La rabbia di una sopravvissuta
Ciò che la regina ha scelto di evidenziare, nel raccontare un fatto tanto privato e doloroso, non è stato il timore o la vulnerabilità provati in quel frangente, bensì un sentimento di indignazione profonda e bruciante. "Ero furiosa, assolutamente furiosa", ha dichiarato senza mezzi termini, lasciando trasparire come quel moto d'ira costituisse, in fondo, la forza che le permise di reagire e di difendersi. Una reazione emotiva, la sua, che ha caratterizzato anche gli anni successivi al trauma, durante i quali ha preferito custodire il segreto, non parlandone quasi con nessuno. La decisione di condividere oggi questa memoria personale, dunque, assume un significato potente, trasformando un'esperienza individuale di violenza in una testimonianza corale per tutte coloro che hanno vissuto situazioni analoghe, spesso nel silenzio.

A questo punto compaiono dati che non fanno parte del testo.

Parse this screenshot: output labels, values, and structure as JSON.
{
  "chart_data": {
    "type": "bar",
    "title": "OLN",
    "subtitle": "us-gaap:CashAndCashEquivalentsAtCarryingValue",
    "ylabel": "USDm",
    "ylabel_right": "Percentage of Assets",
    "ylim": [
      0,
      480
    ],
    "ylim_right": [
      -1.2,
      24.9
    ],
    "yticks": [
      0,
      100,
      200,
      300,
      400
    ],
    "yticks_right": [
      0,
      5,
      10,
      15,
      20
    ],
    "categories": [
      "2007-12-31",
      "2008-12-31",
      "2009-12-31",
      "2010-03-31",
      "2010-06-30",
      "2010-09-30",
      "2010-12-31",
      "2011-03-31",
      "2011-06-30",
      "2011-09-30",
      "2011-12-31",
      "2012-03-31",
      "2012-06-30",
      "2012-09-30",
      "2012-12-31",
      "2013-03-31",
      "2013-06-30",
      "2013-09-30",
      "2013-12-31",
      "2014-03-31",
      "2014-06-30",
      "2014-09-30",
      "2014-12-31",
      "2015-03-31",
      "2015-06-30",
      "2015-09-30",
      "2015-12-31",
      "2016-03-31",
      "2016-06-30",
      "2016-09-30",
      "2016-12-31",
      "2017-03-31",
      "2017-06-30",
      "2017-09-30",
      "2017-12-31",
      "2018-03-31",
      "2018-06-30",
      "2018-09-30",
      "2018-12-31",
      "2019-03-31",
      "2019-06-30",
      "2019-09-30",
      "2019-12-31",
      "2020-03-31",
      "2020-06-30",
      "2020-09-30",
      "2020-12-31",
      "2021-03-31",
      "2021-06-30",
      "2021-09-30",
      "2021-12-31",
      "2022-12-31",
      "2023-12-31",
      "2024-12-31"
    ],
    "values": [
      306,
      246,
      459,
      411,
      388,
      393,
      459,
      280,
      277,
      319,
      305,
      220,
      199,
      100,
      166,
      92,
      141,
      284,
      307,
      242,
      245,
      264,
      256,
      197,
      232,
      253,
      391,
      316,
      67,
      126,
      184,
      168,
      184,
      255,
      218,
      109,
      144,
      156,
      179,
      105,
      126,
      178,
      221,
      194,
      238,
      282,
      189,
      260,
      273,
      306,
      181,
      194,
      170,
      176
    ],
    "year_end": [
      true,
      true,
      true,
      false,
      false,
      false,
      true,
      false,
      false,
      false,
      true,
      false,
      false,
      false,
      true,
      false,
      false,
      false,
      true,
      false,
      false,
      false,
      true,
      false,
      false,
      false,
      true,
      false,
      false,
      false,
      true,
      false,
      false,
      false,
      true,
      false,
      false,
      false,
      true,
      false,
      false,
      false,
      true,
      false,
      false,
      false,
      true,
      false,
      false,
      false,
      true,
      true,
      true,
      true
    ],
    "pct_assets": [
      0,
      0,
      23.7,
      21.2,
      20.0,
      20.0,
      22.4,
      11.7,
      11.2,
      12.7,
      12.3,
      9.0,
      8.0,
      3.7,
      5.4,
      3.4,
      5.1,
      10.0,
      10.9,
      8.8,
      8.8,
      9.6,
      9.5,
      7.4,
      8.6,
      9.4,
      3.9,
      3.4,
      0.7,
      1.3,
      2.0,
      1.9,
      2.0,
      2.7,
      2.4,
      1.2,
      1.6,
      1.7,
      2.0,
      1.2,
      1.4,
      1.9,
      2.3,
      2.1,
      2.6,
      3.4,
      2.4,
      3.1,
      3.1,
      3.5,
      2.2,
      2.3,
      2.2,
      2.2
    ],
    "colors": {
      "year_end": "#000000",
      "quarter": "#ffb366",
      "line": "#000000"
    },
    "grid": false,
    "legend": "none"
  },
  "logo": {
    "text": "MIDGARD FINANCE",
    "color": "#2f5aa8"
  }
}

Il contesto di una testimonianza pubblica
La rivelazione della sovrana non è giunta in maniera isolata, bensì nel quadro di una conversazione radiofonica specificamente dedicata al tema, purtroppo ancora drammaticamente attuale, della violenza contro le donne. La partecipazione al dibattito si inserisce, del resto, in un impegno di lunga data della regina Camilla, che nel corso del tempo ha più volte prestato il proprio sostegno a diverse organizzazioni di assistenza alle vittime, visitando rifugi e prendendo parte a campagne di sensibilizzazione. La sua scelta di parlare, rompendo un riserbo personale durato una vita, rappresenta perciò un gesto di solidarietà estremo e di notevole impatto, volto a legittimare la voce di chi ha subito abusi e a smuovere le coscienze su un fenomeno che continua a mietere troppe vittime, anche nella cronaca nera recente.